Phenotypic Effects of the Flowering Gene Complex in Canadian Spring Wheat Germplasm

Abstract

Wheat (Triticum aestivum L.) has inherent genetic potential to synchronize its flowering and maturity to a broad growing period and is therefore one of the most widely adapted and grown food crops. Vernalization and photoperiod response genes are of primary importance to this adaptability. We screened 102 Canadian spring wheat cultivars and/or lines, developed between 1885 and 2008, from the Canada Western Red Spring (CWRS), Canada Prairie Spring Red (CPSR), and Canada Western Soft White Spring (CWSWS) classes and studied their phenotypic response both in the field and the greenhouse.

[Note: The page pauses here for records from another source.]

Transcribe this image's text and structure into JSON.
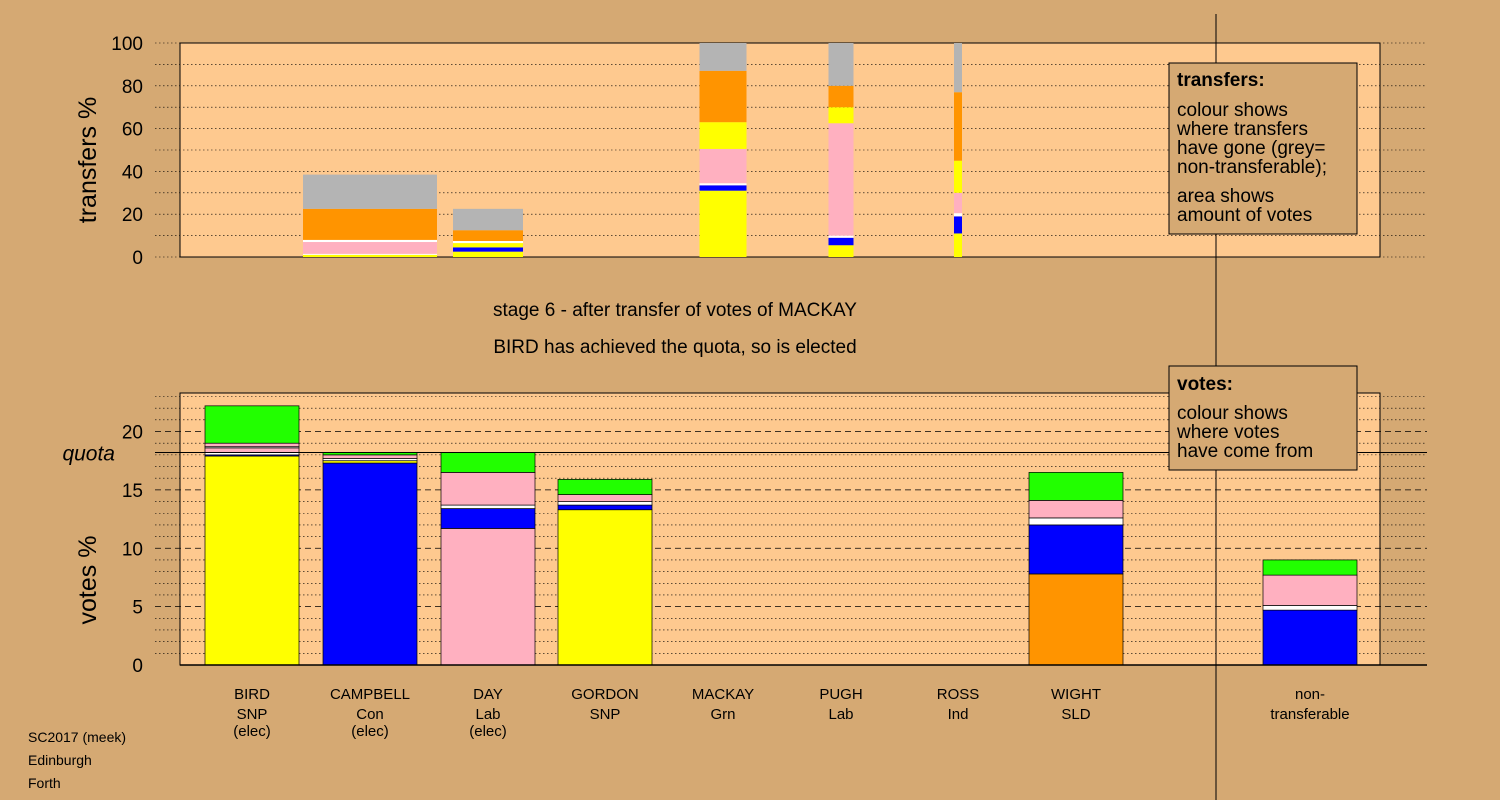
{
  "chart_data": [
    {
      "type": "bar",
      "stacked": true,
      "ylabel": "transfers %",
      "ylim": [
        0,
        100
      ],
      "yticks": [
        0,
        20,
        40,
        60,
        80,
        100
      ],
      "grid": true,
      "series_colors": {
        "SNP": "#ffff00",
        "Con": "#0000ff",
        "Lab": "#ffb0c0",
        "SLD": "#ff9400",
        "Grn": "#22ff00",
        "Ind": "#ffffff",
        "non-transferable": "#b4b4b4"
      },
      "categories": [
        "BIRD",
        "CAMPBELL",
        "DAY",
        "GORDON",
        "MACKAY",
        "PUGH",
        "ROSS",
        "WIGHT",
        "non-transferable"
      ],
      "bars": [
        {
          "candidate": "CAMPBELL",
          "segments": [
            {
              "party": "SNP",
              "value": 1
            },
            {
              "party": "Ind",
              "value": 0.5
            },
            {
              "party": "Lab",
              "value": 5.5
            },
            {
              "party": "Ind",
              "value": 1
            },
            {
              "party": "SLD",
              "value": 14.5
            },
            {
              "party": "non-transferable",
              "value": 16
            }
          ]
        },
        {
          "candidate": "DAY",
          "segments": [
            {
              "party": "SNP",
              "value": 2.5
            },
            {
              "party": "Con",
              "value": 2
            },
            {
              "party": "SNP",
              "value": 2
            },
            {
              "party": "Ind",
              "value": 1
            },
            {
              "party": "SLD",
              "value": 5
            },
            {
              "party": "non-transferable",
              "value": 10
            }
          ]
        },
        {
          "candidate": "MACKAY",
          "segments": [
            {
              "party": "SNP",
              "value": 31
            },
            {
              "party": "Con",
              "value": 2.5
            },
            {
              "party": "Ind",
              "value": 1
            },
            {
              "party": "Lab",
              "value": 16
            },
            {
              "party": "SNP",
              "value": 12.5
            },
            {
              "party": "SLD",
              "value": 24
            },
            {
              "party": "non-transferable",
              "value": 13
            }
          ]
        },
        {
          "candidate": "PUGH",
          "segments": [
            {
              "party": "SNP",
              "value": 5.5
            },
            {
              "party": "Con",
              "value": 3.5
            },
            {
              "party": "Ind",
              "value": 1
            },
            {
              "party": "Lab",
              "value": 52.5
            },
            {
              "party": "SNP",
              "value": 7.5
            },
            {
              "party": "SLD",
              "value": 10
            },
            {
              "party": "non-transferable",
              "value": 20
            }
          ]
        },
        {
          "candidate": "ROSS",
          "segments": [
            {
              "party": "SNP",
              "value": 11
            },
            {
              "party": "Con",
              "value": 8
            },
            {
              "party": "Ind",
              "value": 1.5
            },
            {
              "party": "Lab",
              "value": 9.5
            },
            {
              "party": "SNP",
              "value": 15
            },
            {
              "party": "SLD",
              "value": 32
            },
            {
              "party": "non-transferable",
              "value": 23
            }
          ]
        }
      ]
    },
    {
      "type": "bar",
      "stacked": true,
      "ylabel": "votes %",
      "ylim": [
        0,
        23.3
      ],
      "yticks": [
        0,
        5,
        10,
        15,
        20
      ],
      "quota": 18.2,
      "quota_label": "quota",
      "grid": true,
      "categories": [
        "BIRD",
        "CAMPBELL",
        "DAY",
        "GORDON",
        "MACKAY",
        "PUGH",
        "ROSS",
        "WIGHT",
        "non-transferable"
      ],
      "bars": [
        {
          "candidate": "BIRD",
          "segments": [
            {
              "party": "SNP",
              "value": 17.9
            },
            {
              "party": "Con",
              "value": 0.1
            },
            {
              "party": "Ind",
              "value": 0.2
            },
            {
              "party": "Lab",
              "value": 0.4
            },
            {
              "party": "Ind",
              "value": 0.1
            },
            {
              "party": "Lab",
              "value": 0.3
            },
            {
              "party": "Grn",
              "value": 3.2
            }
          ]
        },
        {
          "candidate": "CAMPBELL",
          "segments": [
            {
              "party": "Con",
              "value": 17.3
            },
            {
              "party": "SNP",
              "value": 0.2
            },
            {
              "party": "Ind",
              "value": 0.2
            },
            {
              "party": "Lab",
              "value": 0.3
            },
            {
              "party": "Grn",
              "value": 0.2
            }
          ]
        },
        {
          "candidate": "DAY",
          "segments": [
            {
              "party": "Lab",
              "value": 11.7
            },
            {
              "party": "Con",
              "value": 1.7
            },
            {
              "party": "Ind",
              "value": 0.3
            },
            {
              "party": "Lab",
              "value": 2.8
            },
            {
              "party": "Grn",
              "value": 1.7
            }
          ]
        },
        {
          "candidate": "GORDON",
          "segments": [
            {
              "party": "SNP",
              "value": 13.3
            },
            {
              "party": "Con",
              "value": 0.4
            },
            {
              "party": "Ind",
              "value": 0.3
            },
            {
              "party": "Lab",
              "value": 0.6
            },
            {
              "party": "Grn",
              "value": 1.3
            }
          ]
        },
        {
          "candidate": "MACKAY",
          "segments": []
        },
        {
          "candidate": "PUGH",
          "segments": []
        },
        {
          "candidate": "ROSS",
          "segments": []
        },
        {
          "candidate": "WIGHT",
          "segments": [
            {
              "party": "SLD",
              "value": 7.8
            },
            {
              "party": "Con",
              "value": 4.2
            },
            {
              "party": "Ind",
              "value": 0.6
            },
            {
              "party": "Lab",
              "value": 1.5
            },
            {
              "party": "Grn",
              "value": 2.4
            }
          ]
        },
        {
          "candidate": "non-transferable",
          "segments": [
            {
              "party": "Con",
              "value": 4.7
            },
            {
              "party": "Ind",
              "value": 0.4
            },
            {
              "party": "Lab",
              "value": 2.6
            },
            {
              "party": "Grn",
              "value": 1.3
            }
          ]
        }
      ]
    }
  ],
  "stage_text": {
    "line1": "stage 6 - after transfer of votes of MACKAY",
    "line2": "BIRD has achieved the quota, so is elected"
  },
  "legend_transfers": {
    "heading": "transfers:",
    "lines": [
      "colour shows",
      "where transfers",
      "have gone (grey=",
      "non-transferable);"
    ],
    "lines2": [
      "area shows",
      "amount of votes"
    ]
  },
  "legend_votes": {
    "heading": "votes:",
    "lines": [
      "colour shows",
      "where votes",
      "have come from"
    ]
  },
  "candidates": [
    {
      "name": "BIRD",
      "party": "SNP",
      "status": "(elec)"
    },
    {
      "name": "CAMPBELL",
      "party": "Con",
      "status": "(elec)"
    },
    {
      "name": "DAY",
      "party": "Lab",
      "status": "(elec)"
    },
    {
      "name": "GORDON",
      "party": "SNP",
      "status": ""
    },
    {
      "name": "MACKAY",
      "party": "Grn",
      "status": ""
    },
    {
      "name": "PUGH",
      "party": "Lab",
      "status": ""
    },
    {
      "name": "ROSS",
      "party": "Ind",
      "status": ""
    },
    {
      "name": "WIGHT",
      "party": "SLD",
      "status": ""
    },
    {
      "name": "non-",
      "party": "transferable",
      "status": ""
    }
  ],
  "footer": [
    "SC2017 (meek)",
    "Edinburgh",
    "Forth"
  ]
}
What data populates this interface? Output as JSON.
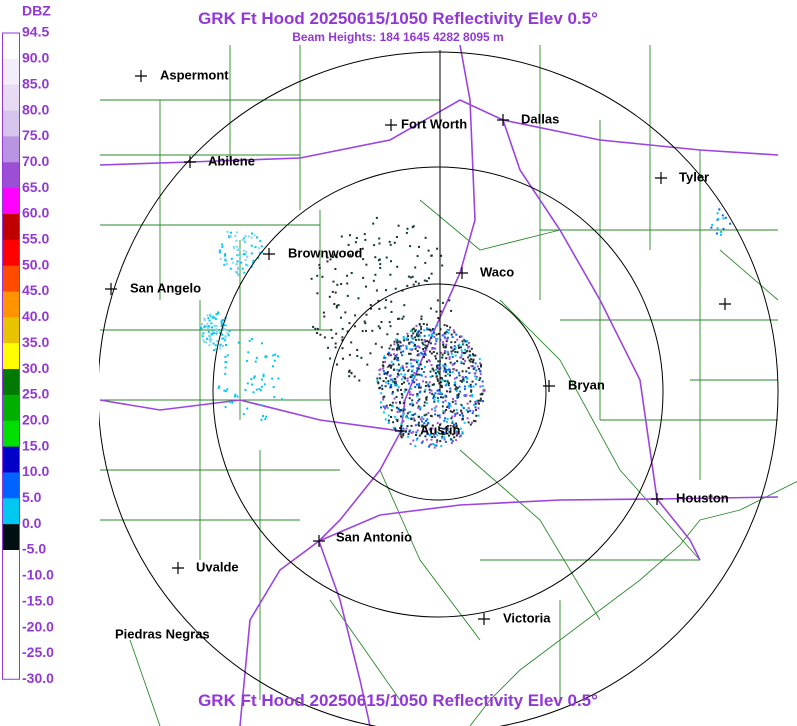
{
  "header": {
    "title": "GRK Ft Hood 20250615/1050 Reflectivity Elev 0.5°",
    "subtitle": "Beam Heights: 184 1645 4282 8095 m"
  },
  "footer": {
    "title": "GRK Ft Hood 20250615/1050 Reflectivity Elev 0.5°"
  },
  "legend": {
    "title": "DBZ",
    "labels": [
      "94.5",
      "90.0",
      "85.0",
      "80.0",
      "75.0",
      "70.0",
      "65.0",
      "60.0",
      "55.0",
      "50.0",
      "45.0",
      "40.0",
      "35.0",
      "30.0",
      "25.0",
      "20.0",
      "15.0",
      "10.0",
      "5.0",
      "0.0",
      "-5.0",
      "-10.0",
      "-15.0",
      "-20.0",
      "-25.0",
      "-30.0"
    ],
    "colors": [
      "#ffffff",
      "#f3eefa",
      "#e6dcf4",
      "#d6c6ee",
      "#b994e2",
      "#9b4ed6",
      "#ff00ff",
      "#c00000",
      "#ff0000",
      "#ff4a00",
      "#ff9400",
      "#e8c400",
      "#ffff00",
      "#007a00",
      "#00b000",
      "#00e000",
      "#0000c8",
      "#0062ff",
      "#00c8f0",
      "#001010",
      "#ffffff",
      "#ffffff",
      "#ffffff",
      "#ffffff",
      "#ffffff"
    ]
  },
  "cities": [
    {
      "name": "Aspermont"
    },
    {
      "name": "Fort Worth"
    },
    {
      "name": "Dallas"
    },
    {
      "name": "Abilene"
    },
    {
      "name": "Tyler"
    },
    {
      "name": "Brownwood"
    },
    {
      "name": "Waco"
    },
    {
      "name": "San Angelo"
    },
    {
      "name": "Bryan"
    },
    {
      "name": "Austin"
    },
    {
      "name": "Houston"
    },
    {
      "name": "San Antonio"
    },
    {
      "name": "Uvalde"
    },
    {
      "name": "Victoria"
    },
    {
      "name": "Piedras Negras"
    }
  ]
}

Almost all the hard red cultivars possessed the Vrn‐A1a gene either alone or in combination with the dominant Vrn‐B1 while 74% of the higher yielding soft white lines possessed the Vrn‐B1 gene alone or in combination with other Vrn genes. The Vrn‐A1a alone or in combination with the Vrn‐B1 gene was the most potent gene conferring early maturity. Ppd‐D1a did not alter flowering and maturity in the hard red cultivars tested in the field but did in the greenhouse. Ppd‐D1a reduced days to flowering for soft white spring wheat but did not alter maturity. The photoperiod sensitive gene (Ppd‐D1b) is being replaced with the insensitive gene, Ppd‐D1a, in most modern Canadian germplasm, suggesting its adaptive advantages in the prairies. An overall analysis of the data for the hard red class revealed a declining trend of 0.04 d yr−1 in days to maturity in cultivars released from 1885 to 2008 and an increase of 8 kg ha−1 yr−1 in grain yield. The findings of this study may aid wheat breeders selecting parents with appropriate vernalization and photoperiod gene complexes.